Meta Platforms has been hit with a record $1.3 billion fine for violating European Union rules that prohibit transferring the data of EU citizens to other countries. Ireland’s Data Protection Commission, the agency of record in the region in which Meta was sued, said that the tech giant continues to operate outside of compliance with the EU’s General Data Protection Regulation (GDPR) after a 2020 ruling by the bloc’s highest court found that Facebook user data was being shipped to America without adequate protection from U.S. spy agencies.
Meta says it will appeal the decision, adding that there will be “no immediate disruption to Facebook’s service in the Europe Union,” writes The New York Times.
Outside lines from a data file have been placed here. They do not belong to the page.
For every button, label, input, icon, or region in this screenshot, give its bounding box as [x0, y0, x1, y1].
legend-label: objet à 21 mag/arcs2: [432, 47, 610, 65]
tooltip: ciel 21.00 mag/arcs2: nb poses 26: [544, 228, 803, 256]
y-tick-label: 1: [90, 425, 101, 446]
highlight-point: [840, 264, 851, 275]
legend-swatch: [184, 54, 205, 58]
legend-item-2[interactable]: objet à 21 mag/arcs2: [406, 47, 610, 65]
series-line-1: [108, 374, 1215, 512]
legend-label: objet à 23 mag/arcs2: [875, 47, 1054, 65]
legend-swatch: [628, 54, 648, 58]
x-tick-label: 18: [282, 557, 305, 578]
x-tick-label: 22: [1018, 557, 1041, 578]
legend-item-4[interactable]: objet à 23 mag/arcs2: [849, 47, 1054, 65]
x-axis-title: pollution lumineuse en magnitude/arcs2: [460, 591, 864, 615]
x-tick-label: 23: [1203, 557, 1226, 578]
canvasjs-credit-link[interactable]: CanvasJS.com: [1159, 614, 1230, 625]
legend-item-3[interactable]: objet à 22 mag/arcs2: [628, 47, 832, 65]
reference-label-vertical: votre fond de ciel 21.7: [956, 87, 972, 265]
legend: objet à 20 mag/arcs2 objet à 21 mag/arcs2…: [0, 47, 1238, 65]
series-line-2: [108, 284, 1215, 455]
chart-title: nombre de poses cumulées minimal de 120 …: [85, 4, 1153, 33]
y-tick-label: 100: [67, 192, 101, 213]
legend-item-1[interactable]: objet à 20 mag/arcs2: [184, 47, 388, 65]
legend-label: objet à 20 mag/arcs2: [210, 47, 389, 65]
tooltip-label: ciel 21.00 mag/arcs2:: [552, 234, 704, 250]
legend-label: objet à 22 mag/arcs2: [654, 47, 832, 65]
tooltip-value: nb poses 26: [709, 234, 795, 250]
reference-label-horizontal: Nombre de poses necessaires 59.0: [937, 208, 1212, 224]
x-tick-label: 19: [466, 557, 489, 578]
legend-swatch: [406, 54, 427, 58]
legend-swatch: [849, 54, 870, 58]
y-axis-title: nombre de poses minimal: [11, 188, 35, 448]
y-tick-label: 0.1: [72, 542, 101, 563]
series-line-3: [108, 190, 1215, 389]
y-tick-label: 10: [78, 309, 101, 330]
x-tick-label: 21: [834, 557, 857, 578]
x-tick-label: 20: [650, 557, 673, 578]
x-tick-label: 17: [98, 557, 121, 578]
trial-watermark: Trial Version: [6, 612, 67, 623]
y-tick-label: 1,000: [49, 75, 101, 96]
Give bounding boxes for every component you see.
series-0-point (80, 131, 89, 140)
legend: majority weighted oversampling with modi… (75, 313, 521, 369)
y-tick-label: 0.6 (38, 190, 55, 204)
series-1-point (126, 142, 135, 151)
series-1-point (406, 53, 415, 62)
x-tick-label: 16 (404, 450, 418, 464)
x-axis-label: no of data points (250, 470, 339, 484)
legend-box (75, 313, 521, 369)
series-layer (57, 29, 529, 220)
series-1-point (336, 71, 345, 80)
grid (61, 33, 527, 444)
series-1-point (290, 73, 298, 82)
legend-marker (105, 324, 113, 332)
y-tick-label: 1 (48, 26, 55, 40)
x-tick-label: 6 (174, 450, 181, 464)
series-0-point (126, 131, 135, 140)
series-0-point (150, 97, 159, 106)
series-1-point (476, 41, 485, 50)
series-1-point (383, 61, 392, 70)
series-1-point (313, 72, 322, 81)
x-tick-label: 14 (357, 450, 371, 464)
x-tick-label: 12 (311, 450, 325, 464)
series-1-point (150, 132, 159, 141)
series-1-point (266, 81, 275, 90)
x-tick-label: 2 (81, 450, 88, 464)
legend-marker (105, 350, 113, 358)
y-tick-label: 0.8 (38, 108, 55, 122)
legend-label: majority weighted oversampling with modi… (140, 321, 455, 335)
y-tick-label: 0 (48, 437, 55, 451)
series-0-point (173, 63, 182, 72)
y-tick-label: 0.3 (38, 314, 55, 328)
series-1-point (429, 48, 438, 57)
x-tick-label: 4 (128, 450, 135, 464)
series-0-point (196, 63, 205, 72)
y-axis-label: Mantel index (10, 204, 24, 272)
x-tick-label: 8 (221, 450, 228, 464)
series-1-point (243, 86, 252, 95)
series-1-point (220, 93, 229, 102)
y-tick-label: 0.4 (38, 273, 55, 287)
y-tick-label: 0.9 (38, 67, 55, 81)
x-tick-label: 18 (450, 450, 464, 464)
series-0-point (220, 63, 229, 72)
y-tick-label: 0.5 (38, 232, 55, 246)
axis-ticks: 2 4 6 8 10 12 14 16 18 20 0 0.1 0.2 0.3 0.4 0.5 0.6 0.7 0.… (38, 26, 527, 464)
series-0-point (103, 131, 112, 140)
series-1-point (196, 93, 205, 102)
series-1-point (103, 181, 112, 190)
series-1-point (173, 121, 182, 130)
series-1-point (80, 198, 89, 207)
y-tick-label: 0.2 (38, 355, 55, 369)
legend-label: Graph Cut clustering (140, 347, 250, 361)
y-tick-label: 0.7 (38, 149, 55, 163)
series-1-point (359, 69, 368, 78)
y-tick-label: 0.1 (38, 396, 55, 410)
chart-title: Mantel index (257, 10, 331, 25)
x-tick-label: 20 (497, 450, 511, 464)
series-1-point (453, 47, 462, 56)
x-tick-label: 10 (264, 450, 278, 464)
The EU’s ruling “shows how government policies are upending the borderless way that data has traditionally moved.”
It is “unclear if or when Meta will ever need to cordon off the data of Facebook users in Europe,” NYT says, noting that concurrent with the massive fine “European Union and American officials are negotiating a new data-sharing pact that would provide legal protections for Meta and scores of other companies to continue moving information between the United States and Europe — a pact that could nullify much of the European Union’s ruling.”
The ruling, which has “a grace period of at least five months before Meta needs to comply, applies only to Facebook and not to Instagram and WhatsApp, which Meta also owns,” according to NYT.
The record fine against Meta involves U.S. policies that permit intelligence agencies to intercept digital correspondence and other electronic communications originating abroad. Based on those policies, Austrian privacy activist Max Schrems in 2020 sued to invalidate the U.S.-EU Privacy Shield pact.
The Privacy Shield allowed social media companies, including Facebook and others “to move data between the two regions,” says NYT. The European Court of Justice sided with Schrems, opining that the risk of U.S. data appropriation violated the rights of European users.
“Unless U.S. surveillance laws get fixed, Meta will have to fundamentally restructure its systems,” Schrems said in a statement on Monday.
In Q1 Meta had close to $117 billion in global revenue, and CFO Susan Li said roughly 10 percent of the company’s total ad revenue was generated by Facebook ads delivered to users in E.U. countries.
CNBC says “the 1.2 billion euro punishment for Meta is the highest any company has ever been fined for breaching GDPR” and that “the previous largest fine was a 746 million euro charge for e-commerce giant Amazon for violating GDPR in 2021.”